Le cabaretier ébaucha un sourire moqueur.
— C’est la casserole, dit-il, qui grince sous l’action de la chaleur.
— Tant pis pour la casserole, maître cabaretier, déclara Dupont. Et soit qu’elles chantent, soit qu’elles gémissent, qu’as-tu de mieux après ces perdrix que nous avalerons de grand cœur ?
— Pour des ambassadeurs j’ai une gelée de lapin.
— Bravo pour la gelée de lapin ! cria Le Frisé en frappant la table de son poing.
— À part ça, poursuivit le père Moulin, j’ai une fesse de chevreuil.
— Va pour la fesse de chevreuil, consentit Dupont. Ensuite ?
— Ensuite, continua l’aubergiste qui mentalement calculait à l’avance son bénéfice, un pâté au poulet, un fromage, des petits pains chauds bien jaunets…
— Ça va, maître Moule, approuva Le Frisé. Et à tout ça ajoute deux chopines de ton meilleur cidre. Allons ! sers-nous au galop ! Hop !…
— Toinon ! cria le cabaretier.
La minute suivante, une grosse fille, rouge, joufflue, accorte et pas laide du tout, parut dans la salle.
— Qu’est-ce pour votre service, patron ? demanda la servante.
— Tiens ! v’la ma Toinon ! s’écria Dupont en clignant de l’œil à son copain.
Le Frisé se mit à chanter d’une voix forte et fausse :
Te souviens-tu, Toinon,
Après l’dernier Carême,
Que je t’ai dit « je t’aime »,
Et tu n’as pas dit non ?…
L’aubergiste éclata de rire.
— Eh bien ! dit la servante, il paraît qu’on n’est pas morose par ici ?
— Ah ! belle fille de mon cœur ! déclama Dupont… Fée aux cheveux d’or… Princesse de mes rêves… viens, viens, que je murmure à ta petite oreille les secrets de mon âme…
— Bravo ! p’tit Gusse… hurla Le Frisé en battant des mains. Arrive, Toinon de Toinette ! Avance à l’ordre !
— Oui, viens servir nos deux ambassadeurs ! cria Dupont dans un éclat de rire.

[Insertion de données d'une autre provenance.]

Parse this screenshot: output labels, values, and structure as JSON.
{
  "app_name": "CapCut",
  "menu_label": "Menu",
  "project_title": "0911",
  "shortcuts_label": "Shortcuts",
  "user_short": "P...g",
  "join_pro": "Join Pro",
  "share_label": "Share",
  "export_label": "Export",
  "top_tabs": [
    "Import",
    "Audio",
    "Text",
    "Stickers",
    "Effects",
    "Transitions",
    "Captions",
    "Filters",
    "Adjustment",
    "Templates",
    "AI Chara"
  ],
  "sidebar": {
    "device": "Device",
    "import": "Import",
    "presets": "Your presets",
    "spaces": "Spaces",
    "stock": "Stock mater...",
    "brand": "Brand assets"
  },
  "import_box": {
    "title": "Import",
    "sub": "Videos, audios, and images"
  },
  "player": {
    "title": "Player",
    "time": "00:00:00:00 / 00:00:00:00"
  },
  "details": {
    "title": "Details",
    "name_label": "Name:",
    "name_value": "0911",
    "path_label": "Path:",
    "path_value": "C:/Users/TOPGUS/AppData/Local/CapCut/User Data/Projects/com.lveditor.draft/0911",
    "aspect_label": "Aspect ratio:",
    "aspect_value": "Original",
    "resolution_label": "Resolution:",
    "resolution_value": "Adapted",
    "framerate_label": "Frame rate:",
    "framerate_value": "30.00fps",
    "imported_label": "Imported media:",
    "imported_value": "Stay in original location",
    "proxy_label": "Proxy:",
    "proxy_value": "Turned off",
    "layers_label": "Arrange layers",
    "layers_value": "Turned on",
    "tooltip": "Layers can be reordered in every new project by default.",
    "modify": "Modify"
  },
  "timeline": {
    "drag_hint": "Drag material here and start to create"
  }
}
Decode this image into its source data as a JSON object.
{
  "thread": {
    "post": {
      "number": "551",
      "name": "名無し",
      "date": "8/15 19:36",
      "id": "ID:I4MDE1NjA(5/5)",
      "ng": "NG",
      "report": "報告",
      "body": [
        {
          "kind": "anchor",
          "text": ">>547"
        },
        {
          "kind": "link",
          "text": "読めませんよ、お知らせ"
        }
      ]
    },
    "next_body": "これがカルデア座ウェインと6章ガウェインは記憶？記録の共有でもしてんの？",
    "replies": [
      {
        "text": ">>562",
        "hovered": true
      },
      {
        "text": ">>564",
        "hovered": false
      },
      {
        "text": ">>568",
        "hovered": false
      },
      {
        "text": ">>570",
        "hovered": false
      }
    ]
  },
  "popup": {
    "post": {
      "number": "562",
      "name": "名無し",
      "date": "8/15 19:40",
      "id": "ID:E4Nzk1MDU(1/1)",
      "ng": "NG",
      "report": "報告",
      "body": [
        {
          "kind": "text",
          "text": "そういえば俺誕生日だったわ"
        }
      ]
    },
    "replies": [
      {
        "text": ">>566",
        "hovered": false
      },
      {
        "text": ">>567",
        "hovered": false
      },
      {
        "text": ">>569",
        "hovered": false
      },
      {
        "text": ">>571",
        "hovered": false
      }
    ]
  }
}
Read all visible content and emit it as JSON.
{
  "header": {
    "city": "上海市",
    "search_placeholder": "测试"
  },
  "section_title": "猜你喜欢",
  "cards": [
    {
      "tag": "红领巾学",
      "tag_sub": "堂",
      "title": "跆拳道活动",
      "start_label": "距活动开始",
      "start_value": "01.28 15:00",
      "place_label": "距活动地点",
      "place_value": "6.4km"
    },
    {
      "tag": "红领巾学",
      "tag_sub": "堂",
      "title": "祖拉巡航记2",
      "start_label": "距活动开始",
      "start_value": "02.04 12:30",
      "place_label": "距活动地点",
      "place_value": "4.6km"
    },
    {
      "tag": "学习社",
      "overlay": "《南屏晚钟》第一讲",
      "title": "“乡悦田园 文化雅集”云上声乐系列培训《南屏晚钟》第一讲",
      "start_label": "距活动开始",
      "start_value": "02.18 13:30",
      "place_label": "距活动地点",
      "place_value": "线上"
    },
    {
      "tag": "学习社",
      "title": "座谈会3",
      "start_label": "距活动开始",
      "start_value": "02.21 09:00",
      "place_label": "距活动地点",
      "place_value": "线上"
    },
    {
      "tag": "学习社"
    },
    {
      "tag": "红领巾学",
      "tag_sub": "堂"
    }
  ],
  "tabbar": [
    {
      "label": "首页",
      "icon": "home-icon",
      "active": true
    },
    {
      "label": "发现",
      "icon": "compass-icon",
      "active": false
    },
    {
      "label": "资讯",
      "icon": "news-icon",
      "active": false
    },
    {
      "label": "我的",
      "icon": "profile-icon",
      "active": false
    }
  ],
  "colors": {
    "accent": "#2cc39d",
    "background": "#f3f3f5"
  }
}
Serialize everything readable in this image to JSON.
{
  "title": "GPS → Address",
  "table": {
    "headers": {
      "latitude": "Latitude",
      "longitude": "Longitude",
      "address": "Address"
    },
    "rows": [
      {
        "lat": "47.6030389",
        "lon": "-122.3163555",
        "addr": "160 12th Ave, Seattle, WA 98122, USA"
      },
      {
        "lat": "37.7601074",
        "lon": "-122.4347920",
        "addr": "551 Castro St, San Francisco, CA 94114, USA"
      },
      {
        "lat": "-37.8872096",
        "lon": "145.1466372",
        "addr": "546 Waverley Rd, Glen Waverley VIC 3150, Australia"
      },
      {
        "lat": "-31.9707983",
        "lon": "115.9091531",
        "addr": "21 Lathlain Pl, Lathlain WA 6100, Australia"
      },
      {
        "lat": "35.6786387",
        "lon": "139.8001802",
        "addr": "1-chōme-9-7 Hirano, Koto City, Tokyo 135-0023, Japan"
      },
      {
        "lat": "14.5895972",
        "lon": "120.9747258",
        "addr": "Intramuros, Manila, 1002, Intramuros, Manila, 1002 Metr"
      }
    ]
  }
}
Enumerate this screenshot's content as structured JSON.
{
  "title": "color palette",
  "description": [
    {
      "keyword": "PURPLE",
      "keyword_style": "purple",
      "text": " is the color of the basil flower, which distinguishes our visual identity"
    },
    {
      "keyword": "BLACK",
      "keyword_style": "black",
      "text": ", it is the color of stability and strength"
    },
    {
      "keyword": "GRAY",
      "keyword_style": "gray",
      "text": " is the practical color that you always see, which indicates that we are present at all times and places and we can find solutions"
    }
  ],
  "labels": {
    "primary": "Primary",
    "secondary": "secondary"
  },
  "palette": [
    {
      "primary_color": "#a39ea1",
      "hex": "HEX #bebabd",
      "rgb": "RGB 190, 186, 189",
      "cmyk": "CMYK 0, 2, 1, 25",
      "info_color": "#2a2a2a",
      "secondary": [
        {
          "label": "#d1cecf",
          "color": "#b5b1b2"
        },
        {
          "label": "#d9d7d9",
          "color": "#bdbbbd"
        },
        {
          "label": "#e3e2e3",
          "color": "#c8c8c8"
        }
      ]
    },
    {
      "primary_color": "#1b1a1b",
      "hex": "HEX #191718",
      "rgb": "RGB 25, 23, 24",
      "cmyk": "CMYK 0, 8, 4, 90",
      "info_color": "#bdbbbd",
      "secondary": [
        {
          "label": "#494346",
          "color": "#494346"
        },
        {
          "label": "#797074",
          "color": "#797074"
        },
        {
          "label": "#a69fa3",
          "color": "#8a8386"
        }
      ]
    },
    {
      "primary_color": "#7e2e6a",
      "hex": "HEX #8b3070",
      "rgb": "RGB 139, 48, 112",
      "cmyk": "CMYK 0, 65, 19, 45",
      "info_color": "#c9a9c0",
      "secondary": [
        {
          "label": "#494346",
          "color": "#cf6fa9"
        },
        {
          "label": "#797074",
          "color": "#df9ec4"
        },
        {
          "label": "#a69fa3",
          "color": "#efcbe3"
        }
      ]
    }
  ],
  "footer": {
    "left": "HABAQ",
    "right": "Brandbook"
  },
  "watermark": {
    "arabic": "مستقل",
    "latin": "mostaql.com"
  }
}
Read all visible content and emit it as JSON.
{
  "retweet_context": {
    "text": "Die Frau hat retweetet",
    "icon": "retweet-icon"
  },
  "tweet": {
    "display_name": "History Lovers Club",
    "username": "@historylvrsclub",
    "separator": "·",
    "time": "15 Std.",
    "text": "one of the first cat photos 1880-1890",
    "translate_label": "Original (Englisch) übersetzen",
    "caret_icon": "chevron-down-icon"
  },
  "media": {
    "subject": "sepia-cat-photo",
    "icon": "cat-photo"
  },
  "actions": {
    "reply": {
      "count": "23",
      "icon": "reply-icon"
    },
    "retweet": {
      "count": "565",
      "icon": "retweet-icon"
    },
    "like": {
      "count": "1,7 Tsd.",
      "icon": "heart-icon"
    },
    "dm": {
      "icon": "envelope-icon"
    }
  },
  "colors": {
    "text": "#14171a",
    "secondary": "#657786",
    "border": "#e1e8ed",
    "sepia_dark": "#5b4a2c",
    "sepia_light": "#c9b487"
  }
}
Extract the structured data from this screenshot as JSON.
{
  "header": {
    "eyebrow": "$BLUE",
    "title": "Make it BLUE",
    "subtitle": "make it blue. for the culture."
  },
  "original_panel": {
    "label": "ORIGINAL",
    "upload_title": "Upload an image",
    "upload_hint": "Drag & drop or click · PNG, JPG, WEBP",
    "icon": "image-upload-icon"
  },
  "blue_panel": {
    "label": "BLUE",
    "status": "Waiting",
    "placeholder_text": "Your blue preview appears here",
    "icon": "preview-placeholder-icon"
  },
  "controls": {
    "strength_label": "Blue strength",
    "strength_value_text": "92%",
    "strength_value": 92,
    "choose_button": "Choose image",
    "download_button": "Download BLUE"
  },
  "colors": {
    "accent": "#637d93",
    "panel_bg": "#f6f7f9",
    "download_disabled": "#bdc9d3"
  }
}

— Vraiment !… des ambassadeurs ?… fit Toinon émerveillée et lorgnant son patron.
Celui-ci exécuta une nouvelle courbette en guise d’affirmation. Alors, Toinon éclata de rire sous le nez du patron. Furieux, et comme si ce rire narquois de la fille l’eût outragé, le cabaretier lui ficha une claque hurlant :
— Eh ben ! maraude, pourquoi est-ce qu’on rit ?… et qu’est-ce qu’on attend pour mettre la nappe et le couvert ?
Toinon ébaucha une grimace à l’adresse de nos deux compères qui riaient à ventre sursautant, pirouetta, trébucha, disparut dans sa cuisine.